Almost every page in this comic has at least one panel rendered completely in silhouette - a sure sign of a burned-out hack trying to finish entire issues of a comic in one sitting, racing a grueling schedule and facing a deadline.

I felt like I was tripping when I saw this panel:


The context of the story is that Hunk and his buddy have been implausibly nominated Chiefs of the fire department, and they're riding around on a dinosaur putting out fires - as you can see from the panel shown at the top of this post. But in the panel shown here, the artist just drew their floating body-less HEADS sitting atop the dinosaur! The hell? Is this some sort of deliberate motif, a heretofore unmined storytelling technique we're seeing here? Or was the artist just ripped on Rye and driven half demented by the sound of his screaming kids in his one-room coldwater flat in Milwaukee?
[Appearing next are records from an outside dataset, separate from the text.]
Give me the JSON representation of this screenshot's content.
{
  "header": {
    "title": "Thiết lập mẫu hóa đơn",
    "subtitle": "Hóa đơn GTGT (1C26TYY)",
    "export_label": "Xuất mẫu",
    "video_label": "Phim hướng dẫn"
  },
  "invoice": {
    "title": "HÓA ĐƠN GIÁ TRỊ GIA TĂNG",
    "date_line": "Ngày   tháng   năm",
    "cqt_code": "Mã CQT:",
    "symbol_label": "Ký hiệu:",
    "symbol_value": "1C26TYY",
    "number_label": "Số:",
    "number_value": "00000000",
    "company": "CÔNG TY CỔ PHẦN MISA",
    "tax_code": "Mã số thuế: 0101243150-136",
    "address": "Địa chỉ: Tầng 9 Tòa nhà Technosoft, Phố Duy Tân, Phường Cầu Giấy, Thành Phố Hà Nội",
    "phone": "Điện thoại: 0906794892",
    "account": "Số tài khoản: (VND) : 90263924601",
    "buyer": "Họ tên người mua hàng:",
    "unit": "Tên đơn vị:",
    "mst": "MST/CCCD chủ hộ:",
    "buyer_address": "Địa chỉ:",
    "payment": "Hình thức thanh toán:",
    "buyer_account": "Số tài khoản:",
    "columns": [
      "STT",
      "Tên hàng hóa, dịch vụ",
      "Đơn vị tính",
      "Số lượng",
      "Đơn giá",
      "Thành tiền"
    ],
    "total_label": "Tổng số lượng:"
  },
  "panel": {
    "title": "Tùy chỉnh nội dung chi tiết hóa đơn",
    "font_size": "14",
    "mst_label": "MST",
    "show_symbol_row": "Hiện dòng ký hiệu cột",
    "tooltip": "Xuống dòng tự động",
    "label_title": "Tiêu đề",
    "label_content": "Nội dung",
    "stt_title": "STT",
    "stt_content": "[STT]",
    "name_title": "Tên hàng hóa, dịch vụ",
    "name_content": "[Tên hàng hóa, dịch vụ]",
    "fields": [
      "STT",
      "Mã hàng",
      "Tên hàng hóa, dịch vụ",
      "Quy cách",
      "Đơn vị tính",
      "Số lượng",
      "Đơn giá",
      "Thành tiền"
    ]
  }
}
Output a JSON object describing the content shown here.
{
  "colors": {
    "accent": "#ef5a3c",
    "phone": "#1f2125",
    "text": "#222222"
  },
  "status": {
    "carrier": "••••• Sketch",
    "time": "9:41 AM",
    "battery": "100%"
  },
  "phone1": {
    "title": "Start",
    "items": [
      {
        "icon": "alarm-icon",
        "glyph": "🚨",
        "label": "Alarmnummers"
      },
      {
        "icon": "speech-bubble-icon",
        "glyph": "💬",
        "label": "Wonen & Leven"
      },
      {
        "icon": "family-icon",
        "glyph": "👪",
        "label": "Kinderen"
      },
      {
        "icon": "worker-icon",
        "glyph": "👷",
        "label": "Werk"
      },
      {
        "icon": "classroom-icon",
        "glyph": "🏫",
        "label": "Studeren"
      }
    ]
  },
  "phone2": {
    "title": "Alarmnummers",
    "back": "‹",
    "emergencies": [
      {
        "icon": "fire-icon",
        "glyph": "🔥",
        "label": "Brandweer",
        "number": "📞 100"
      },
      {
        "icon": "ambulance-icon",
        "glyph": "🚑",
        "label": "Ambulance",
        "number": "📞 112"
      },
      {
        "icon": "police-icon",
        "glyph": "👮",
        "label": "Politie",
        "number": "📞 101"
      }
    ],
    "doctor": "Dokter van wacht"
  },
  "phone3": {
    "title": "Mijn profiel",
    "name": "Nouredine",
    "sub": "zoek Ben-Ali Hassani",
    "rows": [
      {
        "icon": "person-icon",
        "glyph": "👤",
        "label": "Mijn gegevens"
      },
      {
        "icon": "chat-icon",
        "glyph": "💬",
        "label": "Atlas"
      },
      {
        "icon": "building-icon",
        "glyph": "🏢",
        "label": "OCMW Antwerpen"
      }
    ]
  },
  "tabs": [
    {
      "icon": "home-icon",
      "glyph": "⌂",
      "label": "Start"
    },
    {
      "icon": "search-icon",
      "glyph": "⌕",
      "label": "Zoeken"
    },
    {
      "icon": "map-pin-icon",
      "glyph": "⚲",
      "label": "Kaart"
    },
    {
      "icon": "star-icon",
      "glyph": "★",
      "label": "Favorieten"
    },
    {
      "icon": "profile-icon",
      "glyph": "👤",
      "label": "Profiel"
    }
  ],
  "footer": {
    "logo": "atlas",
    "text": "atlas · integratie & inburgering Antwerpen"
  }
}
And yet, is it really that far removed from the works of modern-day scribblers like Ron Rege, Jr.? Is a man better off living today where one can make a comic like this that makes a big hit on the internet and in hipster galleries, or have we lost something by no longer living in an era where a brain-damaged comic like this got to be in supermarkets, drugstores, grocery stores and department stores all over, placed directly in the sticky grasp of virtually every kid in North America?